Par Nicolas Jaimes JDN – Article publié le 26/02/19 à 12h21

Les rumeurs d’un rapprochement entre Outbrain et Taboola, deux des leaders de la recommandation de contenus dans le monde, animaient la presse spécialisée depuis deux ans. Mais c’est finalement avec un autre acteur, Ligatus, qu’Outbrain a décidé de s’associer. Les deux groupes viennent d’annoncer la conclusion d’un accord portant sur leur fusion par un échange d’actions qui verra Gruner + Jahr, la maison-mère de Ligatus, devenir actionnaire minoritaire d’Outbrain.

L’opération devrait être finalisée d’ici la fin du deuxième trimestre, le temps que l’autorité de la concurrence donne son aval. Arne Wolter, chief digital officer de Gruner + Jahr, rejoindra alors le comité de direction d’Outbrain. Ce dernier ajoute plus de 1 400 éditeurs, dont les groupes de presse Gruner + Jahr et Bertelsmann, à son portefeuille. Outbrain va en profiter pour se renforcer en Europe, un marché où Ligatus est bien mieux implanté. La société fondée à Cologne dispose en effet de bureaux en Allemagne, France, Italie, Espagne, Belgique et aux Pays-Bas. Basé à New York, Outbrain est centré sur le marché nord-américain; même s’il a ouvert l’Europe en 2011.

Le rapprochement avec Ligatus devrait également mettre un terme à la concurrence féroce que se livraient Outbrain, Taboola et Ligatus pour sécuriser les emplacements des bas de pages d’articles. “La situation était devenue difficilement tenable pour eux. Il suffisait à un éditeur de menacer d’aller voir un des deux autres pour renégocier des contrats plus avantageux”, confie un éditeur. Pour Taboola, cette concentration est sans conteste une mauvaise nouvelle. “L’ensemble Outbrain-Ligatus pèse aujourd’hui entre 50 et 60% de nos investissements pubs en native ads. Ce rapprochement va lui permettre d’asseoir sa domination sur un secteur où de nombreux acteurs comme Adyoulike, Quantum ou Powerspace sont apparus”, estime Michael Haros, DGA de l’agence média Values.

Ce deal est, comme c’est souvent le cas dans ce marché de la pub display, également motivé par la volonté de gagner en visibilité et compétitivité face à l’ogre Facebook. “En combinant notre expertise en matière de découverte de contenus avec les solutions de native advertising de Ligatus, nous permettrons aux annonceurs de diffuser leurs publicités au sein d’un environnement premium et ouvert”, explique Alexander Erlmeier, managing director d’Outbrain en charge de l’international. Outbrain a effectivement une carte à jouer alors qu’Audience Network, l’offre de Facebook qui permet d’activer la data du réseau social au sein de l’inventaire d’autres éditeurs, peine à séduire. “La plupart des agences médias l’activent parce que l’offre est cochée par défaut au moment de lancer la campagne”, estime Michael Haros.
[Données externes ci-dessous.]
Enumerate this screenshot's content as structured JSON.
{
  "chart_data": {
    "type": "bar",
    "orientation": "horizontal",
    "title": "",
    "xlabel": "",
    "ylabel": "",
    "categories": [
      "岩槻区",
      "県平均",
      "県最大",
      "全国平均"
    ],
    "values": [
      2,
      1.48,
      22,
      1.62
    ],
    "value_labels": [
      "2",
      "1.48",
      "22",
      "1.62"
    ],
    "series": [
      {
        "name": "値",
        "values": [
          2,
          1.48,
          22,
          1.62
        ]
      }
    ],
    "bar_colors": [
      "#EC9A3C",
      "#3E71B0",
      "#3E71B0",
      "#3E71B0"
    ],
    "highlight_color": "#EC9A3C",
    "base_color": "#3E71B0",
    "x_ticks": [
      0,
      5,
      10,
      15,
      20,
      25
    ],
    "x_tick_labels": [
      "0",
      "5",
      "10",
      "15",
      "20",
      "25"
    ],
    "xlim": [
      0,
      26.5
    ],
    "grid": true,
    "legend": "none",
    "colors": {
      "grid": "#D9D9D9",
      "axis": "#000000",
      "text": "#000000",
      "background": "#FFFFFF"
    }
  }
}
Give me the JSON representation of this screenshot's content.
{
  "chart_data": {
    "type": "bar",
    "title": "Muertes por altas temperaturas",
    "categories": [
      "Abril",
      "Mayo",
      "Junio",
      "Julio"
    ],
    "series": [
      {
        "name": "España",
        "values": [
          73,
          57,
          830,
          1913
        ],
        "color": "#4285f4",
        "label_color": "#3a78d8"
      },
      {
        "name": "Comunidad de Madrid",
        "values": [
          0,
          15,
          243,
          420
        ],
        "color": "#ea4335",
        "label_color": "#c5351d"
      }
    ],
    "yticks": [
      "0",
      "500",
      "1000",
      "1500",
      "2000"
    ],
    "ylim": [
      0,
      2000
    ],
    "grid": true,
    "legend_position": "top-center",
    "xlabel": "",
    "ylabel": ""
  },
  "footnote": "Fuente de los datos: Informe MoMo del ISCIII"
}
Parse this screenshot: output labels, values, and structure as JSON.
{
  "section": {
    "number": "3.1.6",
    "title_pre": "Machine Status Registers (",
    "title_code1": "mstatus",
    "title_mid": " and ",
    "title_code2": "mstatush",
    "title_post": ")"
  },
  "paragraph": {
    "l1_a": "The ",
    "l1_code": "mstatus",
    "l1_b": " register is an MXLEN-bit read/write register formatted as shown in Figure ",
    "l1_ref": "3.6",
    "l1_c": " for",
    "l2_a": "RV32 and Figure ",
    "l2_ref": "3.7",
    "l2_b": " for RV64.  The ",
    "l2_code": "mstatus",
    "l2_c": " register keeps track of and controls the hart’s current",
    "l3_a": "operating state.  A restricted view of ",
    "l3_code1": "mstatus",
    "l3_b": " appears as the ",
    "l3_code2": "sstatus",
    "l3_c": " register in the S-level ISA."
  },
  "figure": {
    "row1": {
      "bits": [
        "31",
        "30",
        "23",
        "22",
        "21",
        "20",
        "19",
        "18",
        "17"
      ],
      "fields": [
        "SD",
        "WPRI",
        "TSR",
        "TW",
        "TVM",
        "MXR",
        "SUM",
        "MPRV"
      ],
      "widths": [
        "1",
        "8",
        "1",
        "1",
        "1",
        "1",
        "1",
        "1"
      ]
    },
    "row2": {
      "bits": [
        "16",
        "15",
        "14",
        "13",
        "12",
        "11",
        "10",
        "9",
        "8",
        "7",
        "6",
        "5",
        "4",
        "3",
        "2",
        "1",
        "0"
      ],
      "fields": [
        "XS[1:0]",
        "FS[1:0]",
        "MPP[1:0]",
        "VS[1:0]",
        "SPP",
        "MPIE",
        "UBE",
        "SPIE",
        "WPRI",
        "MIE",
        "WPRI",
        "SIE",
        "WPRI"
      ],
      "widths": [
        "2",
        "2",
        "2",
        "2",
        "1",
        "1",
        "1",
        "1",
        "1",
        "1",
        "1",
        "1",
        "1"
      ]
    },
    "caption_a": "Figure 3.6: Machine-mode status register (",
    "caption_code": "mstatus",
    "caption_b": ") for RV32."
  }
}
Alexander Erlmeier veut croire qu’Outbrain leur offrira “une alternative brand safe et premium, avec de la data de qualité.” Le groupe a développé un “interest graph” qui permet aux annonceurs de cibler les internautes selon leurs centres d’intérêts thématiques. “C’est idéal pour leur permettre de se positionner en amont du tunnel de conversion dans une logique d’image de marque”, justifie Alexander Erlmeier. Michael Haros est lui plus mesuré et estime que le pouvoir d’attraction de la data et du reach Facebook sont trop grands. “C’est illusoire de penser que cette opération permettra au native advertising de piquer à Facebook ne serait-ce que 10% de ses budgets.”

Côté technologie, une des deux plateformes devrait être mise de côté. Outbrain et Ligatus disposent chacun d’une technologie propriétaire de SSP et de DSP. Alexander Erlmeier admet qu’il faudra trancher. “L’ambition est de proposer la plateforme la plus aboutie possible où l’annonceur pourra tout gérer de A à Z.” Reste le sujet de l’humain. Oubtrain compte environ 700 collaborateurs. Ils sont près de 180 chez Ligatus, avec des risques de doublons dans les fonctions support et account management. Mais Alexander Erlmeier se veut rassurant sur l’état des effectifs : “Cette opération doit nous permettre de gérer plus de revenus et d’augmenter notre base de clients” En France, les équipes resteront en place, promet-il. Dernier point : la survie de la marque Ligatus. “Nous devons encore discuter des modalités logistiques mais nous voulons garder la marque qui est très forte en Europe.”